Alternatives to the Libya bombing
IT is said that the United States raid on Libya had at least the useful result of waking up the US's European allies to the need to tighten their internal security, particularly at airports, and expelling the Libyans in their countries who might be involved in further violence. But there has always been a much more direct, less costly, and simpler way: presenting an international claim to those allies through routine diplomatic correspondence.
When an American child [Natasha Simpson, 11 years old] is killed at the Rome airport [Dec. 27, 1985] for lack of Italian ``due diligence'' (to use the legal phrase) to protect the lives of foreigners, Italy is internationally liable. The modern law on such liability dates back to a rather exaggerated British claim against Greece in 1847 growing out of the Greek government's failure to divert the then habitual Easter pogrom in Athens from invading the house of Don Pacifico, a Gibraltar-born British subject.
There is really very little doubt about the substance of the law today: A money claim and possibly the freezing of an Italian or Austrian government bank account in the United States would have done more to wake up friends of the United States than bombing Libya and thus destroying the United States position, in the eyes of the European populace, as a supporter of reason and law.
The international law of self-defense requires that all other avenues be exhausted before force is used.
So the United States military action was not only unnecessary, but illegal to the degree that its objective was to achieve the only positive thing it did in fact achieve.
After establishing that the rule of law -- and not advantage and empty symbolism -- is the objective, it would have been easy to talk about economic and other possible sanctions against Libya as a multilateral effort.

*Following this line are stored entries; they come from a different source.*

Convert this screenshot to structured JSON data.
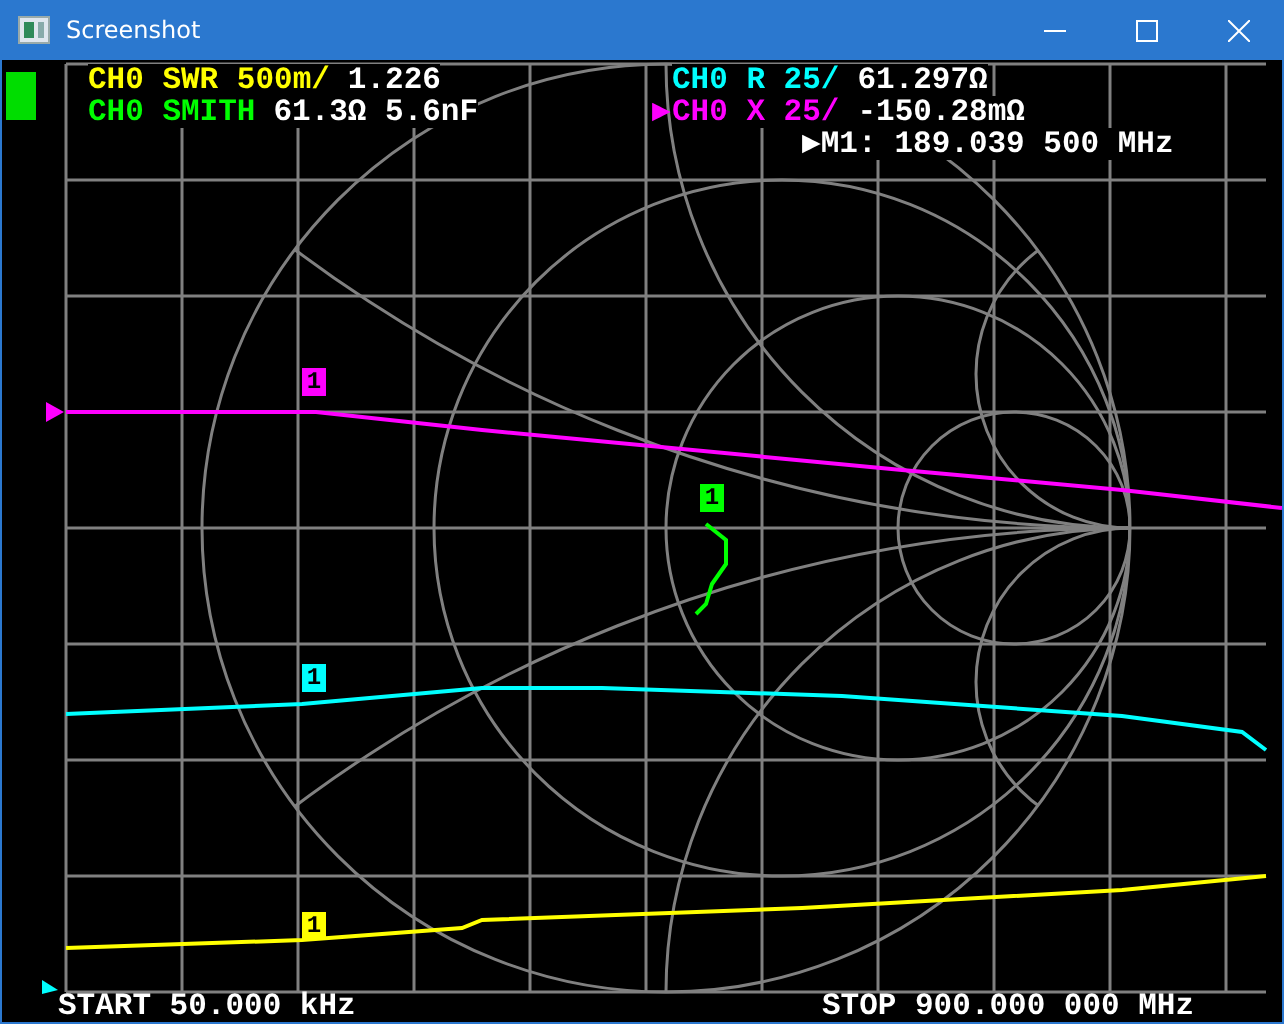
{
  "window": {
    "title": "Screenshot"
  },
  "traces": [
    {
      "name": "CH0 SWR 500m/",
      "value": "1.226",
      "color": "#ffff00",
      "active": false
    },
    {
      "name": "CH0 R 25/",
      "value": "61.297Ω",
      "color": "#00ffff",
      "active": false
    },
    {
      "name": "CH0 SMITH",
      "value": "61.3Ω 5.6nF",
      "color": "#00ff00",
      "active": false
    },
    {
      "name": "CH0 X 25/",
      "value": "-150.28mΩ",
      "color": "#ff00ff",
      "active": true
    }
  ],
  "active_marker": {
    "arrow": "▶",
    "label": "M1:",
    "frequency": "189.039 500 MHz"
  },
  "markers": [
    {
      "label": "1",
      "color": "#ff00ff"
    },
    {
      "label": "1",
      "color": "#00ff00"
    },
    {
      "label": "1",
      "color": "#00ffff"
    },
    {
      "label": "1",
      "color": "#ffff00"
    }
  ],
  "footer": {
    "start": "START 50.000 kHz",
    "stop": "STOP 900.000 000 MHz"
  }
}
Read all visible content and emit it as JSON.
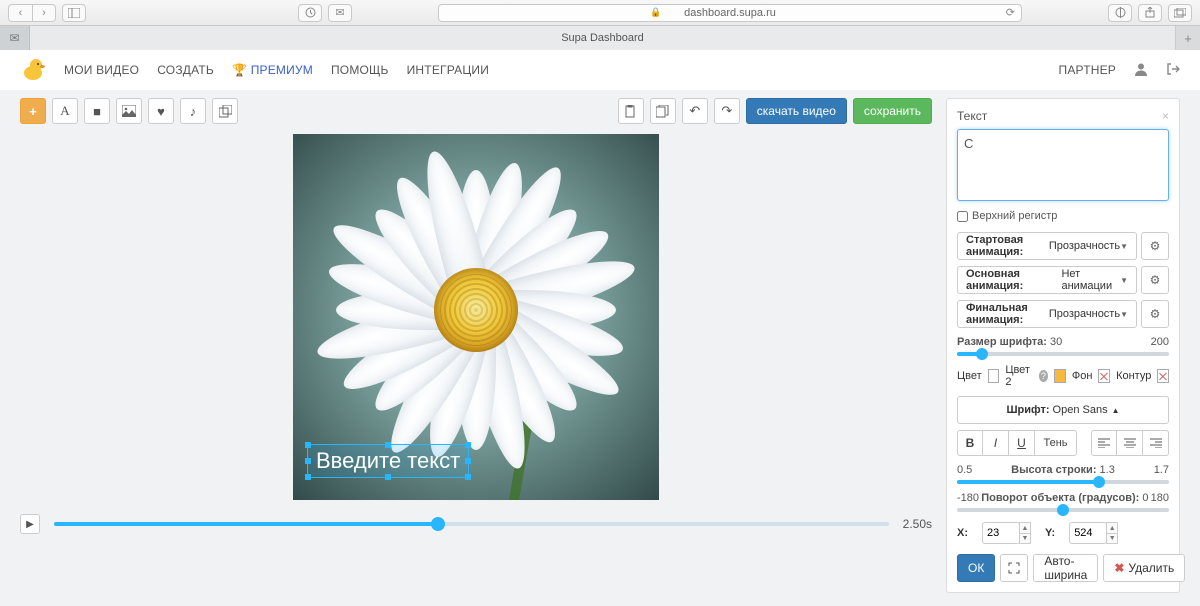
{
  "browser": {
    "url": "dashboard.supa.ru",
    "tab_title": "Supa Dashboard"
  },
  "nav": {
    "items": [
      "МОИ ВИДЕО",
      "СОЗДАТЬ",
      "ПРЕМИУМ",
      "ПОМОЩЬ",
      "ИНТЕГРАЦИИ"
    ],
    "partner": "ПАРТНЕР"
  },
  "toolbar": {
    "download": "скачать видео",
    "save": "сохранить"
  },
  "canvas": {
    "text_placeholder": "Введите текст",
    "time": "2.50s"
  },
  "panel": {
    "title": "Текст",
    "text_value": "С",
    "uppercase": "Верхний регистр",
    "anim_start_label": "Стартовая анимация:",
    "anim_start_val": "Прозрачность",
    "anim_main_label": "Основная анимация:",
    "anim_main_val": "Нет анимации",
    "anim_end_label": "Финальная анимация:",
    "anim_end_val": "Прозрачность",
    "font_size_label": "Размер шрифта:",
    "font_size_val": "30",
    "font_size_max": "200",
    "color_label": "Цвет",
    "color2_label": "Цвет 2",
    "bg_label": "Фон",
    "outline_label": "Контур",
    "font_label": "Шрифт:",
    "font_val": "Open Sans",
    "shadow": "Тень",
    "lh_min": "0.5",
    "lh_label": "Высота строки:",
    "lh_val": "1.3",
    "lh_max": "1.7",
    "rot_min": "-180",
    "rot_label": "Поворот объекта (градусов):",
    "rot_val": "0",
    "rot_max": "180",
    "x_label": "X:",
    "x_val": "23",
    "y_label": "Y:",
    "y_val": "524",
    "ok": "ОК",
    "auto_width": "Авто-ширина",
    "delete": "Удалить"
  }
}
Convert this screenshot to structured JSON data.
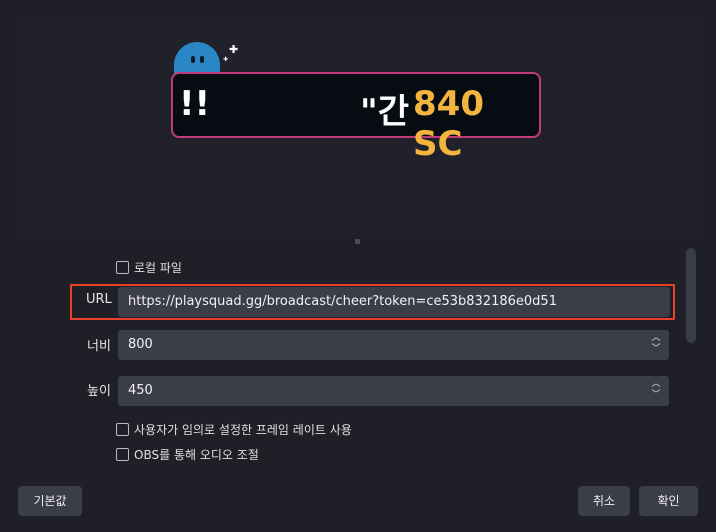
{
  "preview": {
    "banner_prefix": "\"간",
    "banner_bang": "!!",
    "banner_amount": "840 SC"
  },
  "options": {
    "local_file_label": "로컬 파일",
    "custom_framerate_label": "사용자가 임의로 설정한 프레임 레이트 사용",
    "obs_audio_label": "OBS를 통해 오디오 조절"
  },
  "fields": {
    "url_label": "URL",
    "url_value": "https://playsquad.gg/broadcast/cheer?token=ce53b832186e0d51",
    "width_label": "너비",
    "width_value": "800",
    "height_label": "높이",
    "height_value": "450"
  },
  "buttons": {
    "defaults": "기본값",
    "cancel": "취소",
    "ok": "확인"
  },
  "colors": {
    "accent_highlight": "#e8402a",
    "banner_border": "#c23a7e",
    "banner_amount": "#f4b53f"
  }
}
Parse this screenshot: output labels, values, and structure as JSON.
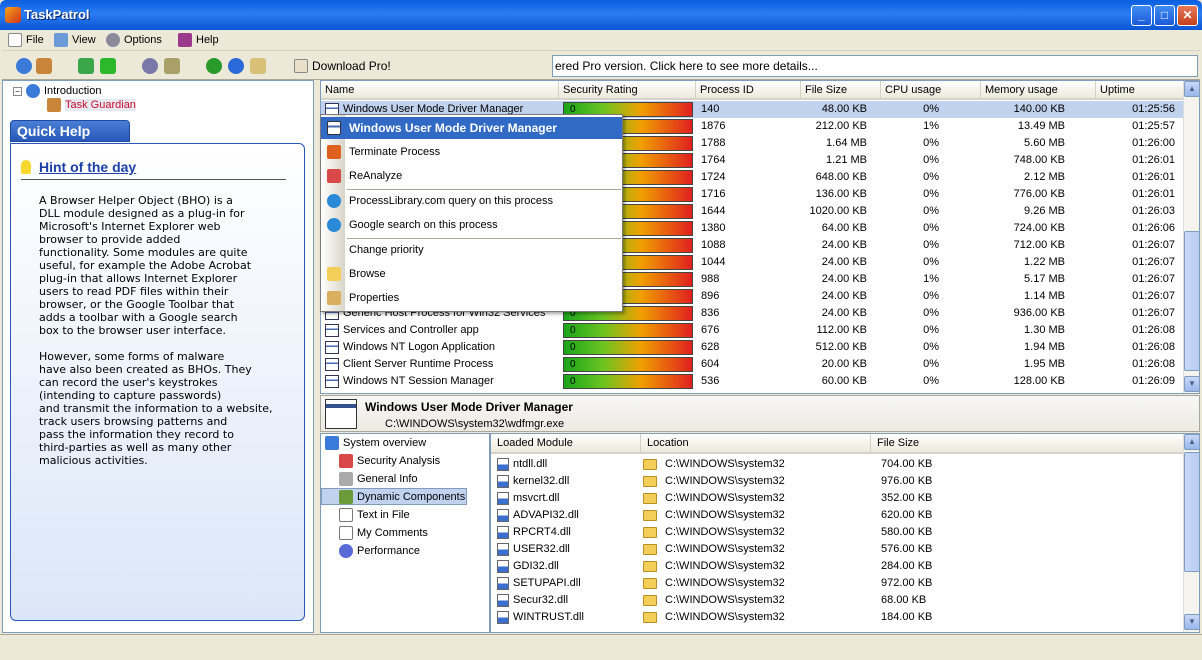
{
  "window": {
    "title": "TaskPatrol"
  },
  "menu": [
    {
      "label": "File",
      "icon": "file-icon"
    },
    {
      "label": "View",
      "icon": "view-icon"
    },
    {
      "label": "Options",
      "icon": "options-icon"
    },
    {
      "label": "Help",
      "icon": "help-book-icon"
    }
  ],
  "toolbar": {
    "download_label": "Download Pro!",
    "promo_text": "ered Pro version. Click here to see more details..."
  },
  "tree": {
    "root": "Introduction",
    "child": "Task Guardian"
  },
  "quick_help": {
    "tab": "Quick Help",
    "hint_title": "Hint of the day",
    "hint_body": "A Browser Helper Object (BHO) is a\nDLL module designed as a plug-in for\nMicrosoft's Internet Explorer web\nbrowser to provide added\nfunctionality. Some modules are quite\nuseful, for example the Adobe Acrobat\nplug-in that allows Internet Explorer\nusers to read PDF files within their\nbrowser, or the Google Toolbar that\nadds a toolbar with a Google search\nbox to the browser user interface.\n\nHowever, some forms of malware\nhave also been created as BHOs. They\ncan record the user's keystrokes\n(intending to capture passwords)\nand transmit the information to a website,\ntrack users browsing patterns and\npass the information they record to\nthird-parties as well as many other\nmalicious activities."
  },
  "process_table": {
    "columns": [
      "Name",
      "Security Rating",
      "Process ID",
      "File Size",
      "CPU usage",
      "Memory usage",
      "Uptime"
    ],
    "rows": [
      {
        "name": "Windows User Mode Driver Manager",
        "rating": "0",
        "pid": "140",
        "size": "48.00 KB",
        "cpu": "0%",
        "mem": "140.00 KB",
        "uptime": "01:25:56"
      },
      {
        "name": "",
        "rating": "",
        "pid": "1876",
        "size": "212.00 KB",
        "cpu": "1%",
        "mem": "13.49 MB",
        "uptime": "01:25:57"
      },
      {
        "name": "",
        "rating": "",
        "pid": "1788",
        "size": "1.64 MB",
        "cpu": "0%",
        "mem": "5.60 MB",
        "uptime": "01:26:00"
      },
      {
        "name": "",
        "rating": "",
        "pid": "1764",
        "size": "1.21 MB",
        "cpu": "0%",
        "mem": "748.00 KB",
        "uptime": "01:26:01"
      },
      {
        "name": "",
        "rating": "",
        "pid": "1724",
        "size": "648.00 KB",
        "cpu": "0%",
        "mem": "2.12 MB",
        "uptime": "01:26:01"
      },
      {
        "name": "",
        "rating": "",
        "pid": "1716",
        "size": "136.00 KB",
        "cpu": "0%",
        "mem": "776.00 KB",
        "uptime": "01:26:01"
      },
      {
        "name": "",
        "rating": "",
        "pid": "1644",
        "size": "1020.00 KB",
        "cpu": "0%",
        "mem": "9.26 MB",
        "uptime": "01:26:03"
      },
      {
        "name": "",
        "rating": "",
        "pid": "1380",
        "size": "64.00 KB",
        "cpu": "0%",
        "mem": "724.00 KB",
        "uptime": "01:26:06"
      },
      {
        "name": "",
        "rating": "",
        "pid": "1088",
        "size": "24.00 KB",
        "cpu": "0%",
        "mem": "712.00 KB",
        "uptime": "01:26:07"
      },
      {
        "name": "",
        "rating": "",
        "pid": "1044",
        "size": "24.00 KB",
        "cpu": "0%",
        "mem": "1.22 MB",
        "uptime": "01:26:07"
      },
      {
        "name": "",
        "rating": "",
        "pid": "988",
        "size": "24.00 KB",
        "cpu": "1%",
        "mem": "5.17 MB",
        "uptime": "01:26:07"
      },
      {
        "name": "",
        "rating": "",
        "pid": "896",
        "size": "24.00 KB",
        "cpu": "0%",
        "mem": "1.14 MB",
        "uptime": "01:26:07"
      },
      {
        "name": "Generic Host Process for Win32 Services",
        "rating": "0",
        "pid": "836",
        "size": "24.00 KB",
        "cpu": "0%",
        "mem": "936.00 KB",
        "uptime": "01:26:07"
      },
      {
        "name": "Services and Controller app",
        "rating": "0",
        "pid": "676",
        "size": "112.00 KB",
        "cpu": "0%",
        "mem": "1.30 MB",
        "uptime": "01:26:08"
      },
      {
        "name": "Windows NT Logon Application",
        "rating": "0",
        "pid": "628",
        "size": "512.00 KB",
        "cpu": "0%",
        "mem": "1.94 MB",
        "uptime": "01:26:08"
      },
      {
        "name": "Client Server Runtime Process",
        "rating": "0",
        "pid": "604",
        "size": "20.00 KB",
        "cpu": "0%",
        "mem": "1.95 MB",
        "uptime": "01:26:08"
      },
      {
        "name": "Windows NT Session Manager",
        "rating": "0",
        "pid": "536",
        "size": "60.00 KB",
        "cpu": "0%",
        "mem": "128.00 KB",
        "uptime": "01:26:09"
      }
    ]
  },
  "context_menu": {
    "title": "Windows User Mode Driver Manager",
    "items": [
      "Terminate Process",
      "ReAnalyze",
      "ProcessLibrary.com query on this process",
      "Google search on this process",
      "Change priority",
      "Browse",
      "Properties"
    ]
  },
  "detail": {
    "name": "Windows User Mode Driver Manager",
    "path": "C:\\WINDOWS\\system32\\wdfmgr.exe"
  },
  "nav": [
    "System overview",
    "Security Analysis",
    "General Info",
    "Dynamic Components",
    "Text in File",
    "My Comments",
    "Performance"
  ],
  "modules": {
    "columns": [
      "Loaded Module",
      "Location",
      "File Size"
    ],
    "rows": [
      {
        "name": "ntdll.dll",
        "loc": "C:\\WINDOWS\\system32",
        "size": "704.00 KB"
      },
      {
        "name": "kernel32.dll",
        "loc": "C:\\WINDOWS\\system32",
        "size": "976.00 KB"
      },
      {
        "name": "msvcrt.dll",
        "loc": "C:\\WINDOWS\\system32",
        "size": "352.00 KB"
      },
      {
        "name": "ADVAPI32.dll",
        "loc": "C:\\WINDOWS\\system32",
        "size": "620.00 KB"
      },
      {
        "name": "RPCRT4.dll",
        "loc": "C:\\WINDOWS\\system32",
        "size": "580.00 KB"
      },
      {
        "name": "USER32.dll",
        "loc": "C:\\WINDOWS\\system32",
        "size": "576.00 KB"
      },
      {
        "name": "GDI32.dll",
        "loc": "C:\\WINDOWS\\system32",
        "size": "284.00 KB"
      },
      {
        "name": "SETUPAPI.dll",
        "loc": "C:\\WINDOWS\\system32",
        "size": "972.00 KB"
      },
      {
        "name": "Secur32.dll",
        "loc": "C:\\WINDOWS\\system32",
        "size": "68.00 KB"
      },
      {
        "name": "WINTRUST.dll",
        "loc": "C:\\WINDOWS\\system32",
        "size": "184.00 KB"
      }
    ]
  }
}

Is nobody considering the long-term advantages to the United States (1) of placing respect for law as the bottom line in US foreign policy, instead of imitating the Soviet Union's emphasis on respect for force, and (2) of seeking to pull states together in their common interests instead of seeking to polarize them into ignorant armies that clash by night?
Alfred P. Rubin is professor of international law at the Fletcher School of Law and Diplomacy, Tufts University.